One less Illinois doctor
“Dr. Eileen Murphy has been delivering babies for 18 years, including Governor [Rod] Blagojevich’s daughter, Anne. But on April 30 she’ll see her last patient. She just can’t afford to do it anymore. … The problem’s not her $170,000 a year salary. It’s her insurance premium which jumped to $138,000 this year. Without insurance she can’t get hospital privileges. ‘If anything goes wrong, even if it’s a possible complication, a possible natural outcome, you can almost guarantee that you are going to be sued,’ Murphy said.” (“Doctors Protest Malpractice Rates”, CBS 2 Chicago, Mar. 24). Murphy plans to become a junior high school teacher instead, according to news reports. “I am going on strike for tort reform,” she wrote in a letter to her patients. More: Spoons Experience, Capitol Grilling bulletin board. Even more: Chicago Tribune on state’s crisis (“The doctors are leaving”, Apr. 18) (editorial); Maureen Martin, Heartland Institute, Mar. 26; Patrick J. Powers, “Doctor laments loss of friends to other states”, Belleville News-Democrat, Jan. 14.

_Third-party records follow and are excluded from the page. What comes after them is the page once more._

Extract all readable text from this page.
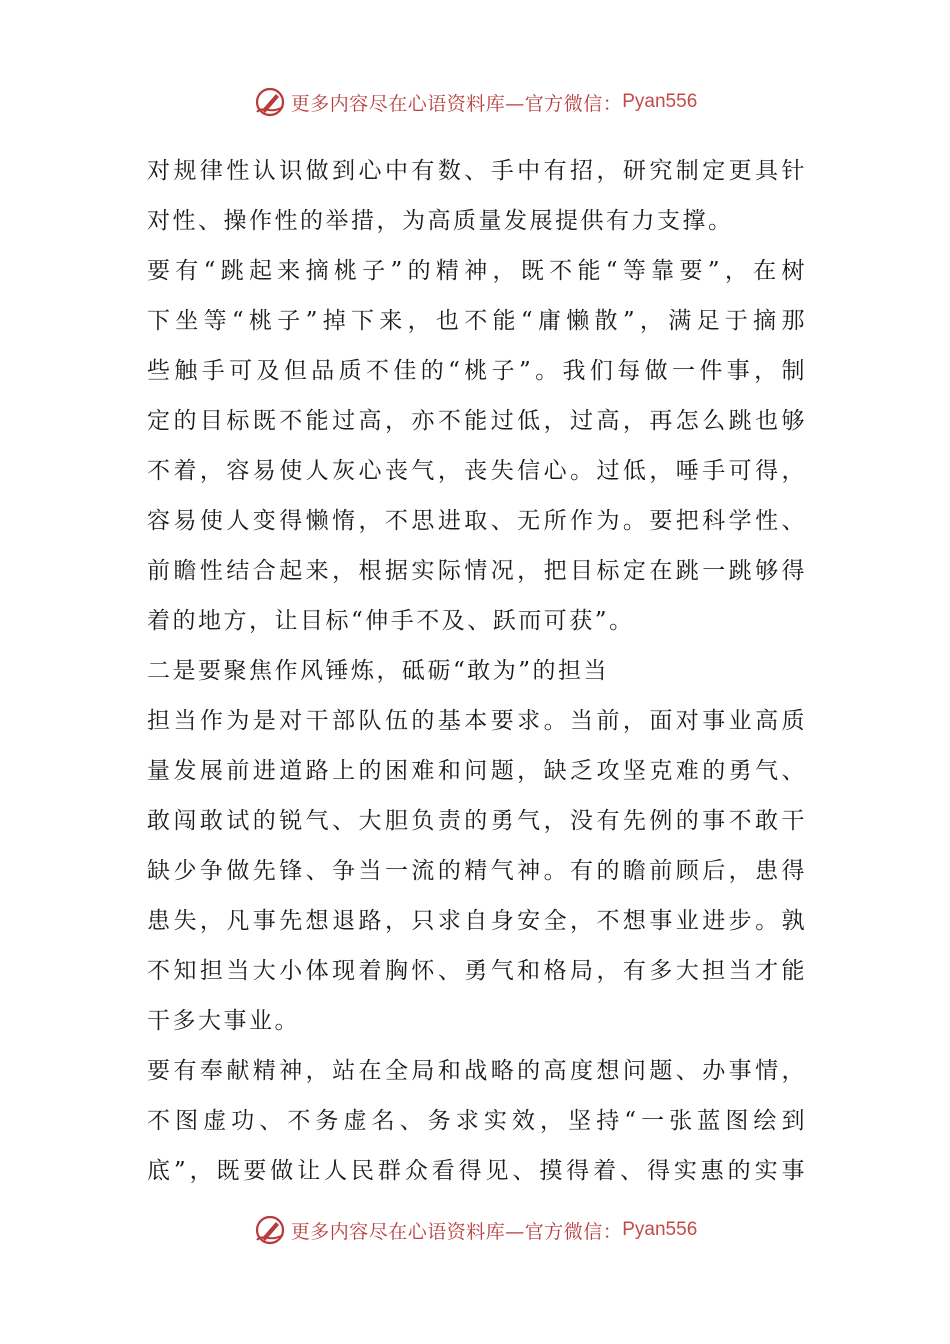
更多内容尽在心语资料库—官方微信： Pyan556
对规律性认识做到心中有数、手中有招，研究制定更具针
对性、操作性的举措，为高质量发展提供有力支撑。
要有“跳起来摘桃子”的精神，既不能“等靠要”，在树
下坐等“桃子”掉下来，也不能“庸懒散”，满足于摘那
些触手可及但品质不佳的“桃子”。我们每做一件事，制
定的目标既不能过高，亦不能过低，过高，再怎么跳也够
不着，容易使人灰心丧气，丧失信心。过低，唾手可得，
容易使人变得懒惰，不思进取、无所作为。要把科学性、
前瞻性结合起来，根据实际情况，把目标定在跳一跳够得
着的地方，让目标“伸手不及、跃而可获”。
二是要聚焦作风锤炼，砥砺“敢为”的担当
担当作为是对干部队伍的基本要求。当前，面对事业高质
量发展前进道路上的困难和问题，缺乏攻坚克难的勇气、
敢闯敢试的锐气、大胆负责的勇气，没有先例的事不敢干
缺少争做先锋、争当一流的精气神。有的瞻前顾后，患得
患失，凡事先想退路，只求自身安全，不想事业进步。孰
不知担当大小体现着胸怀、勇气和格局，有多大担当才能
干多大事业。
要有奉献精神，站在全局和战略的高度想问题、办事情，
不图虚功、不务虚名、务求实效，坚持“一张蓝图绘到
底”，既要做让人民群众看得见、摸得着、得实惠的实事
更多内容尽在心语资料库—官方微信： Pyan556
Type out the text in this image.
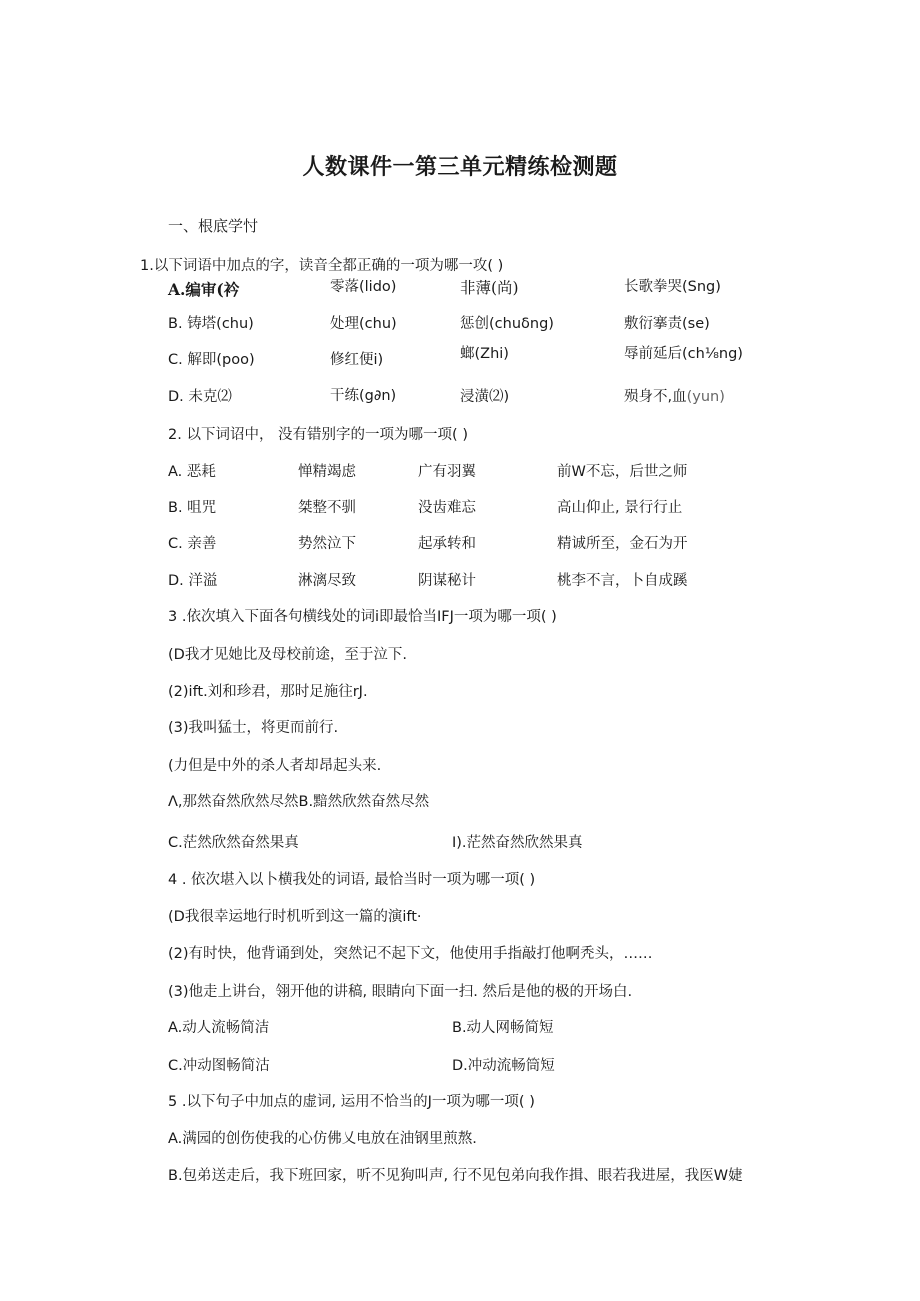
人数课件一第三单元精练检测题
一、根底学忖
1.以下词语中加点的字，读音全都正确的一项为哪一攻( )
A.编审(衿	零落(lido)	非薄(尚)	长歌拳哭(Sng)
B. 铸塔(chu)	处理(chu)	惩创(chuδng)	敷衍搴责(se)
C. 解即(poo)	修红便i)	螂(Zhi)	辱前延后(ch⅛ng)
D. 未克⑵	干练(g∂n)	浸潢⑵)	殒身不,血(yun)
2. 以下词诏中， 没有错别字的一项为哪一项( )
A. 恶耗	惮精竭虑	广有羽翼	前W不忘，后世之师
B. 咀咒	桀整不驯	没齿难忘	高山仰止, 景行行止
C. 亲善	势然泣下	起承转和	精诚所至，金石为开
D. 洋溢	淋漓尽致	阴谋秘计	桃李不言，卜自成蹊
3 .依次填入下面各句横线处的词i即最恰当IFJ一项为哪一项( )
(D我才见她比及母校前途，至于泣下.
(2)ift.刘和珍君，那时足施往rJ.
(3)我叫猛士，将更而前行.
(力但是中外的杀人者却昂起头来.
Λ,那然奋然欣然尽然B.黯然欣然奋然尽然
C.茫然欣然奋然果真	I).茫然奋然欣然果真
4 . 依次堪入以卜横我处的词语, 最恰当时一项为哪一项( )
(D我很幸运地行时机听到这一篇的演ift·
(2)有时快，他背诵到处，突然记不起下文，他使用手指敲打他啊秃头，……
(3)他走上讲台，翎开他的讲稿, 眼睛向下面一扫. 然后是他的极的开场白.
A.动人流畅简洁	B.动人网畅简短
C.冲动图畅简沽	D.冲动流畅筒短
5 .以下句子中加点的虚词, 运用不恰当的J一项为哪一项( )
A.满园的创伤使我的心仿佛乂电放在油钢里煎熬.
B.包弟送走后，我下班回家，听不见狗叫声, 行不见包弟向我作揖、眼若我进屋，我医W婕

The Hartford Courant on Apr. 4 (reg) ran a guest commentary by an attorney named Henry Kopel (“My Colleagues Are Wrecking Health Care”) who is married to an obstetrician/gynecologist and who begins his column: “I am an attorney, and I am ashamed of what my profession is doing to health care in America.” (reprinted: Connecticut College of Emergency Physicians). And here are a couple more medical-liability sites we haven’t previously noted: Doctors for Medical Liability Reform (various physician specialty groups), Protect Access to Care & Treatment (American Academy of Orthopedic Surgeons).
Catherine Crier show today
I’m scheduled to be a guest on Court TV’s Catherine Crier Live this afternoon, discussing this website. On Monday morning in Australia (Sunday afternoon in the States) I’m slated to join the Australian Broadcasting Corp. on its Radio National Breakfast show, for a discussion of personal responsibility and obesity lawsuits. And on Monday morning, 8:30 Central, I’ll be a guest on the “Dan, Doc and Dave” show on Peoria, Ill.’s WMBD.